Finding new beauty in old barns

From Friday's Globe and Mail

It was the rusty old hinge that did it, carefully wrapped and placed under the family Christmas tree. Jim Campbell, then an architecture student at the University of Manitoba, laughed when he opened the unlikely gift. "Gee, thanks," he said. "Very funny."

"Wait a minute," said his brother. "There's something else attached to that."

Something else turned out to be a dilapidated barn standing on a site a few kilometres from the 1870s homestead near Duntroon, Ont., (about 20 kilometres south of Collingwood) that Mr. Campbell inherited from his father and grandfather, and where he still lives with his wife Suzanne and their two young daughters.

With the help of a local builder and artist, Don Miller, who, Mr. Campbell says, "taught me everything I know," the young man took the old barn apart piece by hand-hewn piece and re-erected it as his studio.

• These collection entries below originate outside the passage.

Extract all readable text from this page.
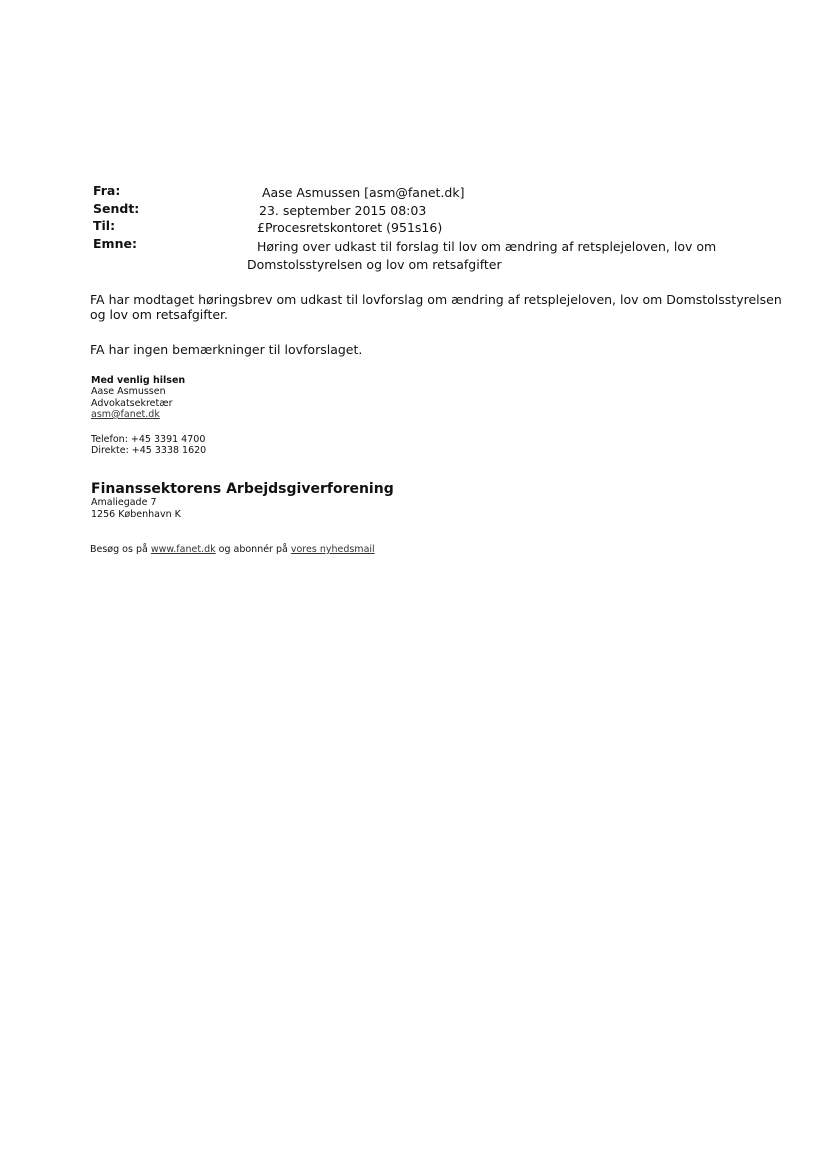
Fra:	Aase Asmussen [asm@fanet.dk]
Sendt:	23. september 2015 08:03
Til:	£Procesretskontoret (951s16)
Emne:	Høring over udkast til forslag til lov om ændring af retsplejeloven, lov om
Domstolsstyrelsen og lov om retsafgifter
FA har modtaget høringsbrev om udkast til lovforslag om ændring af retsplejeloven, lov om Domstolsstyrelsen
og lov om retsafgifter.
FA har ingen bemærkninger til lovforslaget.
Med venlig hilsen
Aase Asmussen
Advokatsekretær
asm@fanet.dk
Telefon: +45 3391 4700
Direkte: +45 3338 1620
Finanssektorens Arbejdsgiverforening
Amaliegade 7
1256 København K
Besøg os på www.fanet.dk og abonnér på vores nyhedsmail
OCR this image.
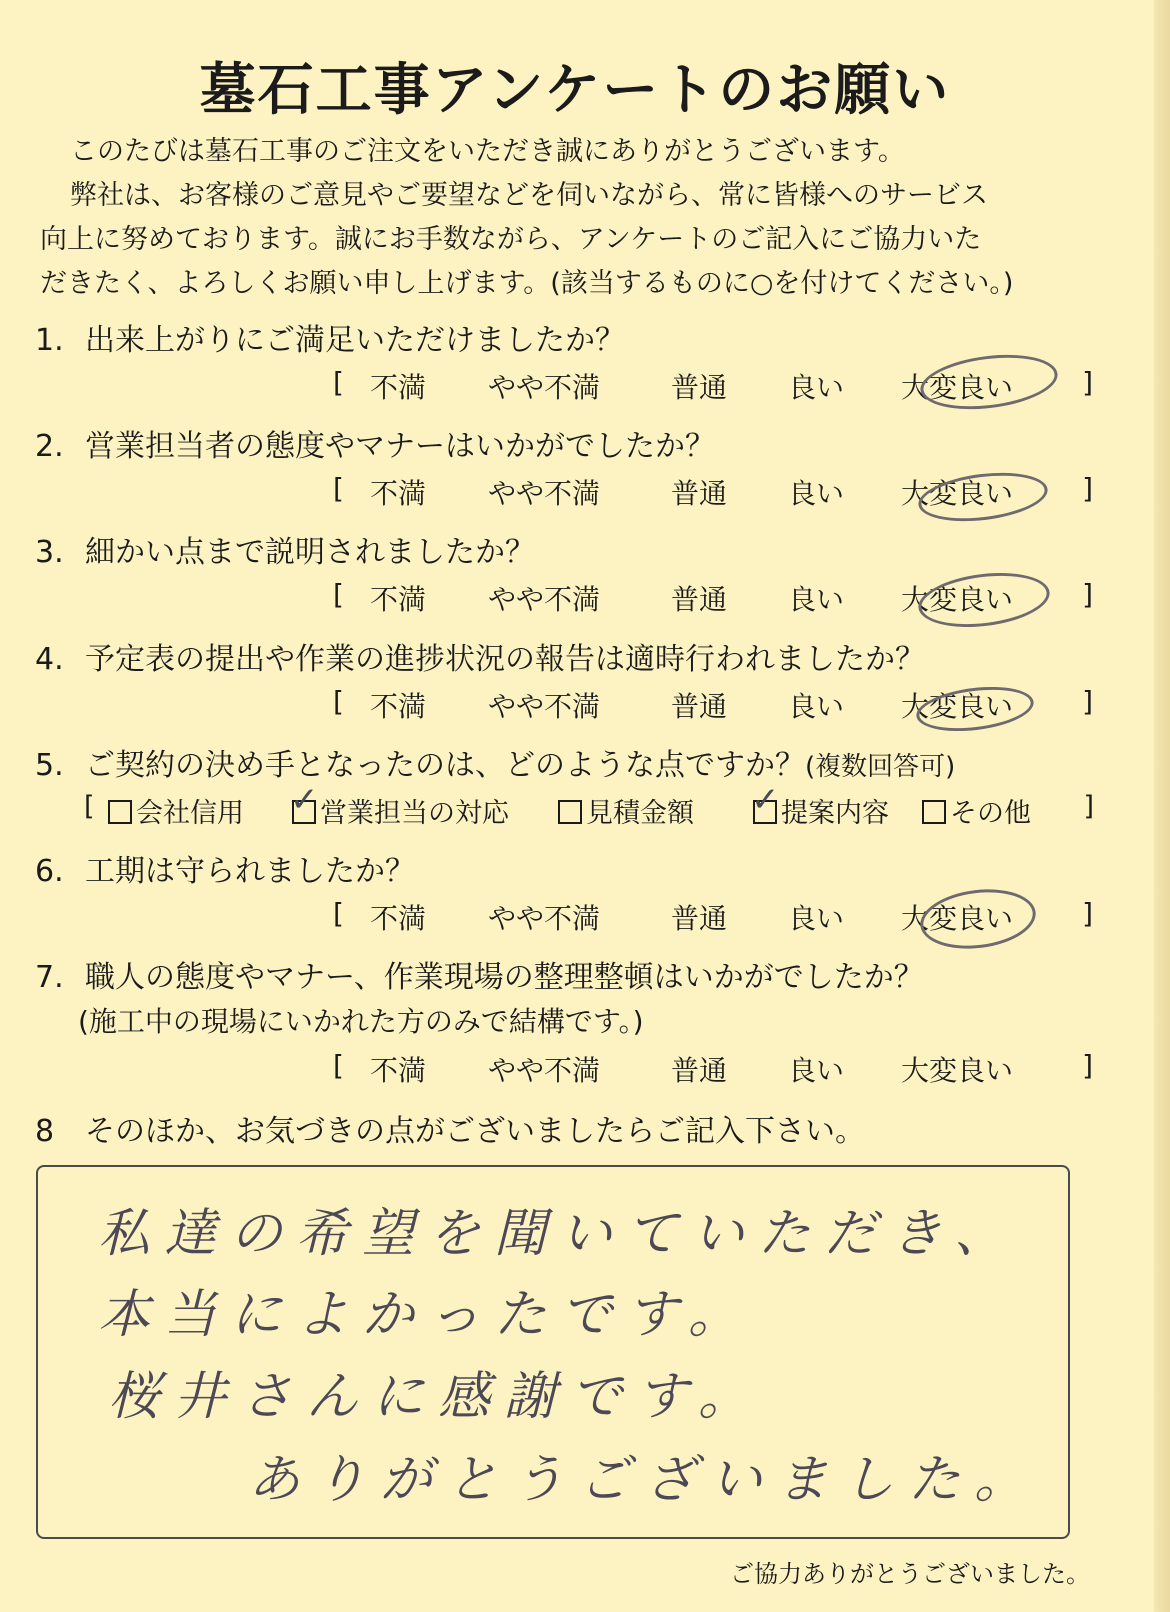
墓石工事アンケートのお願い
このたびは墓石工事のご注文をいただき誠にありがとうございます。
弊社は、お客様のご意見やご要望などを伺いながら、常に皆様へのサービス
向上に努めております。誠にお手数ながら、アンケートのご記入にご協力いた
だきたく、よろしくお願い申し上げます。(該当するものに○を付けてください。)
1. 出来上がりにご満足いただけましたか？
[ 不満 やや不満	普通 良い 大変良い ]
2. 営業担当者の態度やマナーはいかがでしたか？
[ 不満 やや不満	普通 良い 大変良い ]
3. 細かい点まで説明されましたか？
[ 不満 やや不満	普通 良い 大変良い ]
4. 予定表の提出や作業の進捗状況の報告は適時行われましたか？
[ 不満 やや不満	普通 良い 大変良い ]
5. ご契約の決め手となったのは、どのような点ですか？(複数回答可)
[	会社信用 ✓ 営業担当の対応	見積金額 ✓ 提案内容	その他 ]
6. 工期は守られましたか？
[ 不満 やや不満	普通 良い 大変良い ]
7. 職人の態度やマナー、作業現場の整理整頓はいかがでしたか？
(施工中の現場にいかれた方のみで結構です。)
[ 不満 やや不満	普通 良い 大変良い ]
8 そのほか、お気づきの点がございましたらご記入下さい。
私達の希望を聞いていただき、
本当によかったです。
桜井さんに感謝です。
ありがとうございました。
ご協力ありがとうございました。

That was 10 years ago, and it marked the beginning of his love affair with what he now calls "crappy old wood."

Not that he was any stranger to old wood. Mr. Campbell had been working with it for most of his life.

"My dad would take down a wood shed and we would build a new one from leftovers, old hydro poles, found materials, whatever was lying around," he says. But until the hinge and Mr. Miller came into his life, he viewed all those weathered boards and beams as little more than recyclables.

"Don Miller made me see it as more than just material," he says. As the two men dismantled the old building, Mr. Campbell learned the structural principles that went into holding the barn together. "Don taught me the joinery," he says, and helped him to appreciate the simple intricacies of post-and-beam construction.

Today, the still-boyish 43-year-old architecture graduate (and owner of Rockside Campbell Design Inc.) is something of an expert on barn construction, with dozens of barn and barn-conversion projects under his belt.

There's nothing new about turning barns into houses. But Mr. Campbell has taken the exercise a step further than the somewhat predictable chintz and wagon-wheel conversions that were popular in the 1970s and '80s.

One blisteringly hot day this summer, he agreed to take me on a tour of some of his projects in the rolling hills south of Collingwood, an area where my husband and I recently bought a century farm.

Before we start out, I ask him to take a look at our own barn, a crumbling monolith that is gradually being reclaimed by the weather and the weeds. To my surprise, he declares it structurally sound.

Shafts of chaff-laden sunlight penetrate the cavernous space as Mr. Campbell runs his hands over 18-inch-thick pine beams that he says are likely about 130 years old. He can tell by the axe marks, uneven gouges where the round logs were hewn by hand into square beams, some of them more than 60 feet long. By the 1880s, he explains, sawmills were operating throughout the region and the huge logs would have been milled mechanically.

Above our heads, high up in the rafters, hang two notched wooden discs, each about four feet across. Mr. Campbell identifies these as "rack lifters," giant horse-powered winches used, in the days before hay and straw came in neat round bales, to lift the bed of the wagon off its base high into the loft where the hay was forked by hand into the mow.

Now, as Ontario's old barns gradually deteriorate and disappear, these rural artifacts sit in silent testimony to a forgotten era.

A few kilometres to the west, Mr. Campbell has helped to preserve and transform a barn much like ours into a weekend haven for Jim McPherson and his wife, Dawn. This particular barn began its life on Mr. McPherson's grandfather's farm near Paris, Ont. Last year, the Toronto lawyer had the structure dismantled and moved in its entirety to a property he owns near the village of Creemore. With Mr. Campbell's help, Mr. McPherson has re-erected it as a monument to his grandfather's memory and his own youth.